The new approach (although still in its trial period as I understand it), is the ‘Risk Concept for Carcinogenic Substances’, commonly known as the Risk Concept. This is a graduated approach where the higher the level of exposure to a carcinogen, the higher the pressure to minimise exposure.
(picture courtesy of, ‘The risk-based concept for carcinogenic substances developed by the Committee for Hazardous Substances’ (BAuA, 2013)
The ‘acceptable risk’ (where the green ends) relates to the point where statistically 4 out of 10,000 persons exposed to that substance throughout their working life will develop cancer. That number corresponds to the risk of cancer outside of the workplace. The result is that the ‘tolerable limit’ is very very low. Therefore I wonder if this practical given the technology we have today?
John Cherrie commented on this late last year when he asked the question, ‘this sounds like a good idea but it does produce limits that are much lower than can probably currently be achieved…is this a practical approach? Will it promote greater reduction in exposures in the future? The answers I’m sure will come in good time.

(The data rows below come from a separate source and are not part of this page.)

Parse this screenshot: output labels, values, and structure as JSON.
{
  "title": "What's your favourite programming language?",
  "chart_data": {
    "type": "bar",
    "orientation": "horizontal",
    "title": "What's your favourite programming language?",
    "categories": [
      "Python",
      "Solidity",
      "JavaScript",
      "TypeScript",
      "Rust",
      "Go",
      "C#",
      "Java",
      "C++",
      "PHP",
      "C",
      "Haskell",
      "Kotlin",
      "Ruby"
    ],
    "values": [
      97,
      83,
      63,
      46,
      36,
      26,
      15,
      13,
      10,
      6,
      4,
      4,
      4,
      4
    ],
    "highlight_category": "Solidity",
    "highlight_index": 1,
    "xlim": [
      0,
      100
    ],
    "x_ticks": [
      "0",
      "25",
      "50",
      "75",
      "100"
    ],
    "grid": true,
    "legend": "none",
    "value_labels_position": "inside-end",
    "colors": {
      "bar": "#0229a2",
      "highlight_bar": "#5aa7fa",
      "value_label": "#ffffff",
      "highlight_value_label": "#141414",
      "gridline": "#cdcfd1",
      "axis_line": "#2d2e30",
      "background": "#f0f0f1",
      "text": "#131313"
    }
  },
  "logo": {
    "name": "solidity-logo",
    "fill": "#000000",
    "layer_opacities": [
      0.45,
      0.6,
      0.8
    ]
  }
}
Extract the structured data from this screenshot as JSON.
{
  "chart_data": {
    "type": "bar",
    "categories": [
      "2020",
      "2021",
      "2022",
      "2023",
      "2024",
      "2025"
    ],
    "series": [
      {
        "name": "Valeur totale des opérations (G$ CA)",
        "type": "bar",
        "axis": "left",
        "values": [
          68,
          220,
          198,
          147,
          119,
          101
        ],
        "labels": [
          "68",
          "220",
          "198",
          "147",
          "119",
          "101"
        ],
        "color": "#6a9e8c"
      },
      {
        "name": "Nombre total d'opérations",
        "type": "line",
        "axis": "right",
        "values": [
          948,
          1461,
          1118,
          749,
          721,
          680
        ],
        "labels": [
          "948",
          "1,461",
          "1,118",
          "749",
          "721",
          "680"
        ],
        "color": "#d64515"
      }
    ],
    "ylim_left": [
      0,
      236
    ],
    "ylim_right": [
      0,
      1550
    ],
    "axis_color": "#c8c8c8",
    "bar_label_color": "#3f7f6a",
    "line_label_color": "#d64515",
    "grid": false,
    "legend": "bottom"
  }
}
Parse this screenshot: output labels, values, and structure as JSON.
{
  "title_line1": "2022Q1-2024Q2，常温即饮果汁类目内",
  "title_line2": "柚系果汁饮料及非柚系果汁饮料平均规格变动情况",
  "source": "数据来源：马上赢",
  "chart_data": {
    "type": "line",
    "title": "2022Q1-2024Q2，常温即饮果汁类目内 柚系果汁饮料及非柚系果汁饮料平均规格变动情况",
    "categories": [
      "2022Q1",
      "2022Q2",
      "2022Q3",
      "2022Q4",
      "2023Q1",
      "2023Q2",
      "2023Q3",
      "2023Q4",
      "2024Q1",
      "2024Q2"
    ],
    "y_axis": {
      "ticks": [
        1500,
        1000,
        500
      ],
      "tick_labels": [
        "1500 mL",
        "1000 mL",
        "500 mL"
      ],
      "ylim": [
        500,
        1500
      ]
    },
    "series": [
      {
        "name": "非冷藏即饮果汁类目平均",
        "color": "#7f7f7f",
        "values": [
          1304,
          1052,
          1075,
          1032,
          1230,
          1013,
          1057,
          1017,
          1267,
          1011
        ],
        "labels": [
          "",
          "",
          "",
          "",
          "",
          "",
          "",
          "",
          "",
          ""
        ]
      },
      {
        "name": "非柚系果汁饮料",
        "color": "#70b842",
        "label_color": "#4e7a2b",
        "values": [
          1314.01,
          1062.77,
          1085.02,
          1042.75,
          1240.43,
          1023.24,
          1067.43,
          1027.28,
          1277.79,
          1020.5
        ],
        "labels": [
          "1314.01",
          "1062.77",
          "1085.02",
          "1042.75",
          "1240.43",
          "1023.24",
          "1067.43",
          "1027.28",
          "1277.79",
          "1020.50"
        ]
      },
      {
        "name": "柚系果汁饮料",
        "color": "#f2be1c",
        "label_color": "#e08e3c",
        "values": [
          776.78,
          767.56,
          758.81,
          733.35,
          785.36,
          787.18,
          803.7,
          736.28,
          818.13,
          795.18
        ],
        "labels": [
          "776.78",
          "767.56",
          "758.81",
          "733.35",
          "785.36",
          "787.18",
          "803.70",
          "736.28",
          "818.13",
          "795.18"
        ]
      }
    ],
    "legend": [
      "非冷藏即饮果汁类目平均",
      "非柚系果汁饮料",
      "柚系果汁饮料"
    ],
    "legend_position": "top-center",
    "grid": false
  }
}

What does seem like a positive approach within this Risk Concept, is the idea of ‘individual measures’, which are obligatory to be applied, dependant on the respective risk area. These measures are classified into 5 categories (administration, technology, organisation, occupational medicine, and substitution)…similar in a way to our hierarchy of controls. So in a sense – this Risk Concept is both based on risk, but then has mandatory elements that follow that must be applied in certain situations. In a way this is similar to some aspects of Australian legislation (eg: a risk assessment must be performed, but in the case of asbestos there are mandatory elements that must be applied upon discovery of that hazardous substance).
In the end, the real test of whether legislation has a positive effect on occupational hygiene issues is to follow the numbers of reported occupational illness and disease over time (I’m going to assume that it’s reported accurately…which is probably a discussion for a separate blog post!).